There is no set redundancy process as this depends on the circumstances and the number of employees an employer is proposing to make redundant. For example, if an employer is considering making 20 or more employees redundant within a 90-day period, they have a duty to undertake ‘collective consultation’ which includes meeting with elected representatives or recognised trade unions of affected employees, rather than just meeting with employees on an individual basis.
There is also a minimum consultation period before dismissal depending on the number of proposed redundancies. If there is between 20 – 99 proposed redundancies a 30 day consultation period is required and in situations where there are 100 or more proposed redundancies, the minimum period is 45 days.
Generally, the employer would begin the process by identifying the group of employees at risk of redundancy referred to as the ‘selection pool’, and then will need to decide which of the employees in the pool will be provisionally selected for redundancy and consult with said employees prior to making the decision to dismiss.
During the consultation period the employer should explain the business changes that they are considering, and explore alternatives to redundancy, as well as get the employee’s feedback and input before making any final decisions.
How much notice of redundancy is required?
Once all the consultations are completed and the minimum consultation period has passed (if applicable) the employer can give notice of redundancy.
It’s recommended that the employer does this in a face to face meeting, but due to the current circumstances a video call may be more appropriate.

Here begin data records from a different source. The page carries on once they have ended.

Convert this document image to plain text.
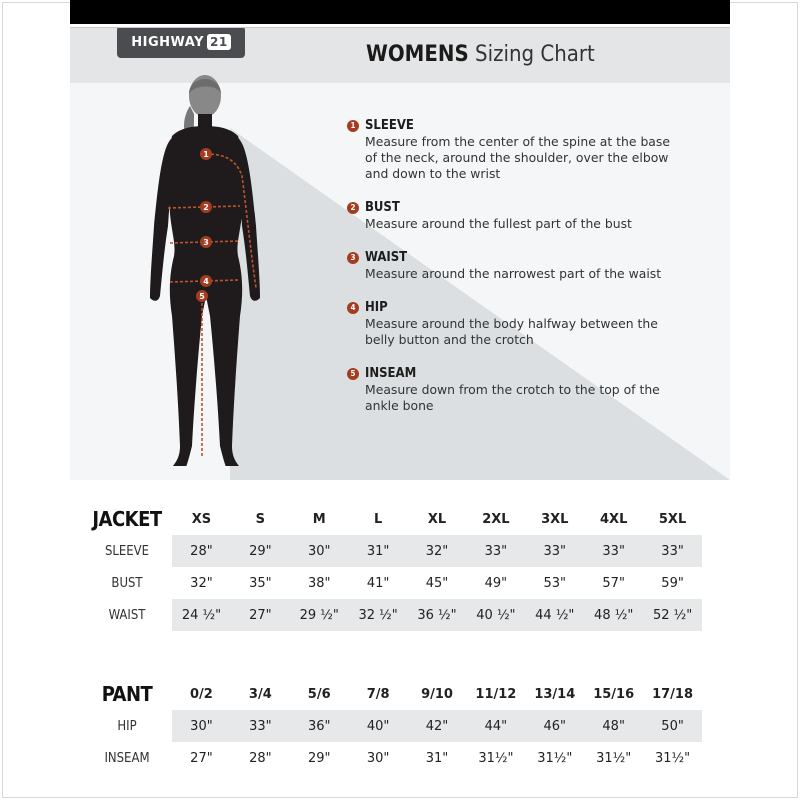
HIGHWAY 21	WOMENS Sizing Chart
1
2
3
4
5
1 SLEEVE
Measure from the center of the spine at the base of the neck, around the shoulder, over the elbow and down to the wrist
2 BUST
Measure around the fullest part of the bust
3 WAIST
Measure around the narrowest part of the waist
4 HIP
Measure around the body halfway between the belly button and the crotch
5 INSEAM
Measure down from the crotch to the top of the ankle bone
JACKET	XS	S	M	L	XL	2XL	3XL	4XL	5XL
SLEEVE	28"	29"	30"	31"	32"	33"	33"	33"	33"
BUST	32"	35"	38"	41"	45"	49"	53"	57"	59"
WAIST	24 ½"	27"	29 ½"	32 ½"	36 ½"	40 ½"	44 ½"	48 ½"	52 ½"
PANT	0/2	3/4	5/6	7/8	9/10	11/12	13/14	15/16	17/18
HIP	30"	33"	36"	40"	42"	44"	46"	48"	50"
INSEAM	27"	28"	29"	30"	31"	31½"	31½"	31½"	31½"
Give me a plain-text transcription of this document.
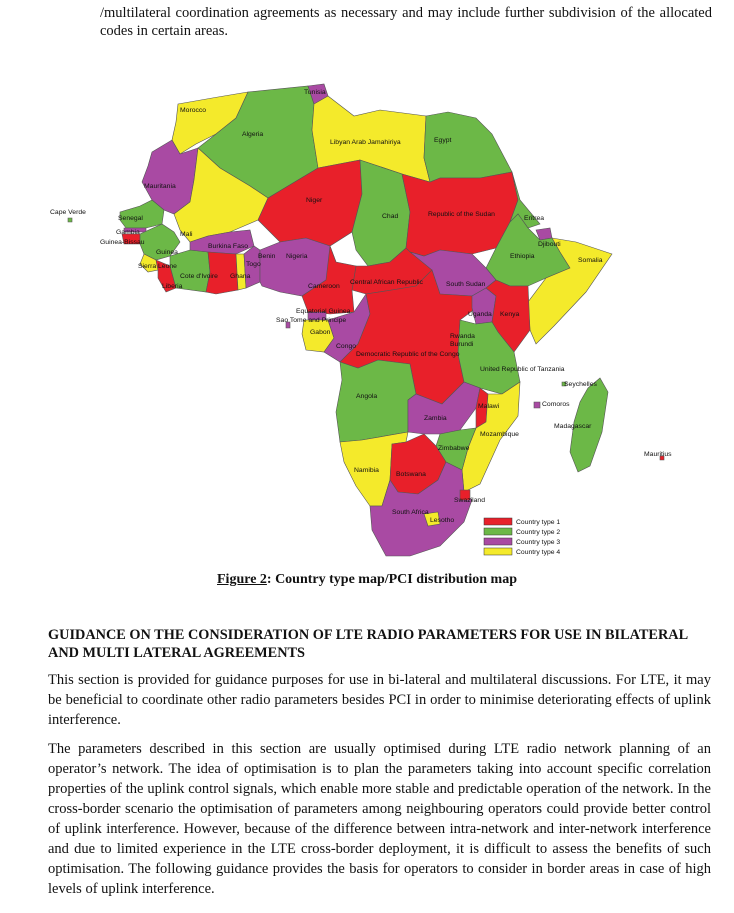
/multilateral coordination agreements as necessary and may include further subdivision of the allocated codes in certain areas.
Tunisia
Morocco
Algeria
Libyan Arab Jamahiriya	Egypt
Mauritania
Niger
Chad	Republic of the Sudan
Eritrea
Cape Verde
Senegal
Gambia
Guinea-Bissau
Mali
Burkina Faso
Guinea
Sierra Leone
Cote d'Ivoire Ghana
Liberia
Benin Nigeria
Togo
Djibouti
Ethiopia
Somalia
Central African Republic	South Sudan
Cameroon
Equatorial Guinea
Sao Tome and Principe
Gabon
Congo
Uganda Kenya
Rwanda
Burundi
Democratic Republic of the Congo
United Republic of Tanzania
Seychelles
Comoros
Angola
Malawi
Zambia
Madagascar
Mozambique
Mauritius
Zimbabwe
Namibia
Botswana
Swaziland
South Africa
Lesotho	Country type 1
Country type 2
Country type 3
Country type 4
Figure 2: Country type map/PCI distribution map
GUIDANCE ON THE CONSIDERATION OF LTE RADIO PARAMETERS FOR USE IN BILATERAL AND MULTI LATERAL AGREEMENTS

This section is provided for guidance purposes for use in bi-lateral and multilateral discussions. For LTE, it may be beneficial to coordinate other radio parameters besides PCI in order to minimise deteriorating effects of uplink interference.

The parameters described in this section are usually optimised during LTE radio network planning of an operator’s network. The idea of optimisation is to plan the parameters taking into account specific correlation properties of the uplink control signals, which enable more stable and predictable operation of the network. In the cross-border scenario the optimisation of parameters among neighbouring operators could provide better control of uplink interference. However, because of the difference between intra-network and inter-network interference and due to limited experience in the LTE cross-border deployment, it is difficult to assess the benefits of such optimisation. The following guidance provides the basis for operators to consider in border areas in case of high levels of uplink interference.
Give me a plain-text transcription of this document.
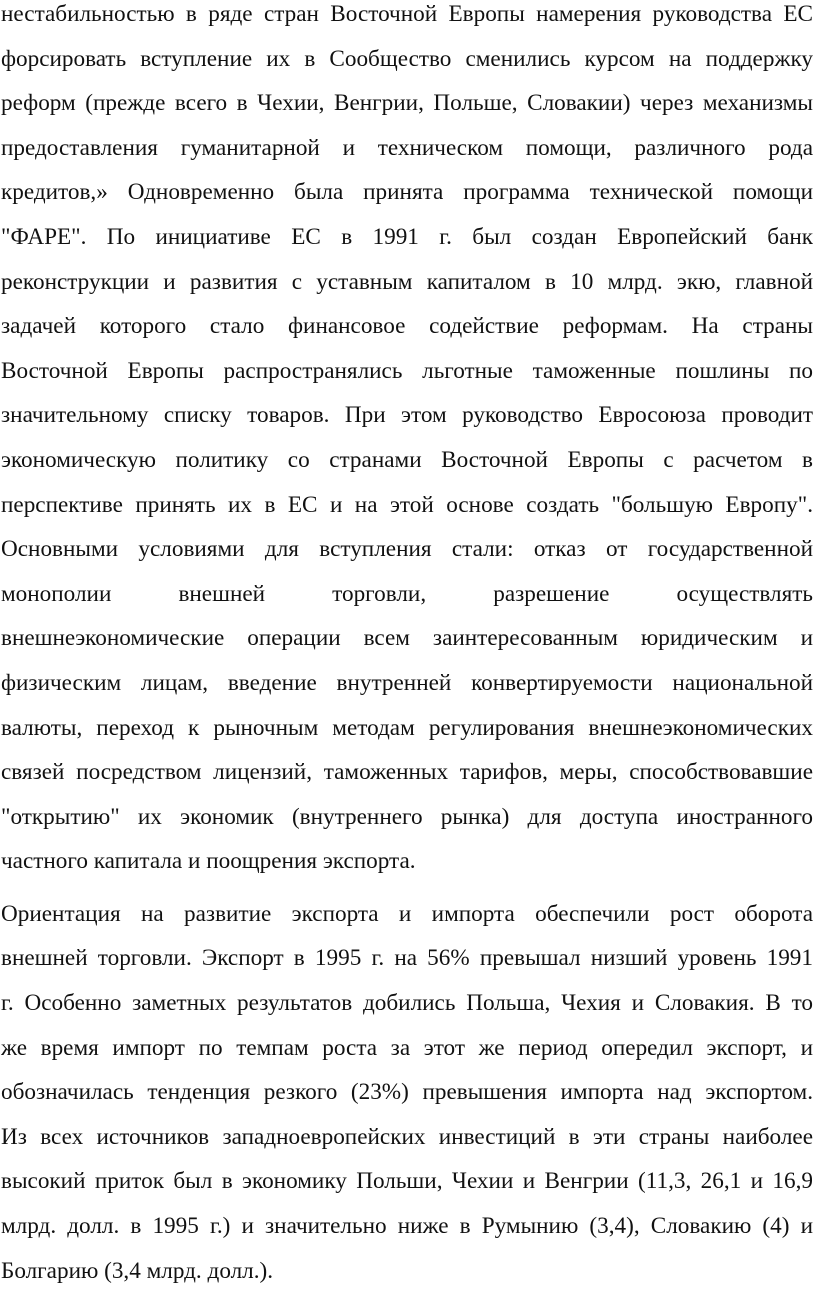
нестабильностью в ряде стран Восточной Европы намерения руководства ЕС
форсировать вступление их в Сообщество сменились курсом на поддержку
реформ (прежде всего в Чехии, Венгрии, Польше, Словакии) через механизмы
предоставления гуманитарной и техническом помощи, различного рода
кредитов,» Одновременно была принята программа технической помощи
"ФАРЕ". По инициативе ЕС в 1991 г. был создан Европейский банк
реконструкции и развития с уставным капиталом в 10 млрд. экю, главной
задачей которого стало финансовое содействие реформам. На страны
Восточной Европы распространялись льготные таможенные пошлины по
значительному списку товаров. При этом руководство Евросоюза проводит
экономическую политику со странами Восточной Европы с расчетом в
перспективе принять их в ЕС и на этой основе создать "большую Европу".
Основными условиями для вступления стали: отказ от государственной
монополии внешней торговли, разрешение осуществлять
внешнеэкономические операции всем заинтересованным юридическим и
физическим лицам, введение внутренней конвертируемости национальной
валюты, переход к рыночным методам регулирования внешнеэкономических
связей посредством лицензий, таможенных тарифов, меры, способствовавшие
"открытию" их экономик (внутреннего рынка) для доступа иностранного
частного капитала и поощрения экспорта.

Ориентация на развитие экспорта и импорта обеспечили рост оборота
внешней торговли. Экспорт в 1995 г. на 56% превышал низший уровень 1991
г. Особенно заметных результатов добились Польша, Чехия и Словакия. В то
же время импорт по темпам роста за этот же период опередил экспорт, и
обозначилась тенденция резкого (23%) превышения импорта над экспортом.
Из всех источников западноевропейских инвестиций в эти страны наиболее
высокий приток был в экономику Польши, Чехии и Венгрии (11,3, 26,1 и 16,9
млрд. долл. в 1995 г.) и значительно ниже в Румынию (3,4), Словакию (4) и
Болгарию (3,4 млрд. долл.).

The employer should also provide the employee with a written notice and include the following in the letter:
- Notice period
- Leaving date
- How much redundancy pay the employee is due
- How the redundancy pay has been calculated
- Details of any other pay they are owed, for example untaken holiday pay
- When and how the employee will be paid
- How the employee can appeal the decision
If an employee is dismissed by reason of redundancy they are entitled to be given notice as per the terms of their contract of employment. All employees must receive at least the statutory minimum notice which is at least one week if they have been employed between one month and 2 years. Employees who have been employed for over two years are at least entitled to one week for each year of complete service up to a maximum of 12 years.
How much redundancy pay will an employee be due?
An employee who has been dismissed by reason of redundancy and has been continuously employed for two years or more will be entitled to a statutory redundancy payment. How much statutory redundancy pay an employee gets is based on their age, length of service and weekly pay which is capped at £538.
Some employers may offer enhanced redundancy packages, especially if they wish to encourage voluntary redundancy.
No matter what their length of service, if an employee is dismissed by reason of redundancy they will be entitled to a payment in lieu of any accrued but untaken holiday pay as well as their contractual notice period.
What would be considered an unfair dismissal?
If an employer has not followed a fair procedure, including properly consulting with its employees, which should involve exploring alternatives to redundancy, any subsequent dismissal would be deemed to be unfair.
A redundancy would also be considered unfair (and discriminatory/automatically unfair) if an employer has selected an employee for some unfair or discriminatory reason, such as age, sex, pregnancy etc. If you think that could be your case, you should consult with one of our unfair dismissal solicitors.
Can an employee challenge their employer if they feel they have been unfairly chosen for redundancy?
Yes, an employee has the right to question why they have been selected for redundancy. If an employee is at risk of redundancy, their employer should properly consult with them and as part of the consultation process, the employee is entitled to raise concerns and ask questions.
If the employee has legitimate legal grounds, they can challenge their employer’s decision by appealing to their employer or by instituting ACAS Early Conciliation with a view to potentially pursing a Tribunal claim. It is however important to note that there are strict time-limits to bring Tribunal claims known as the ‘limitation date’.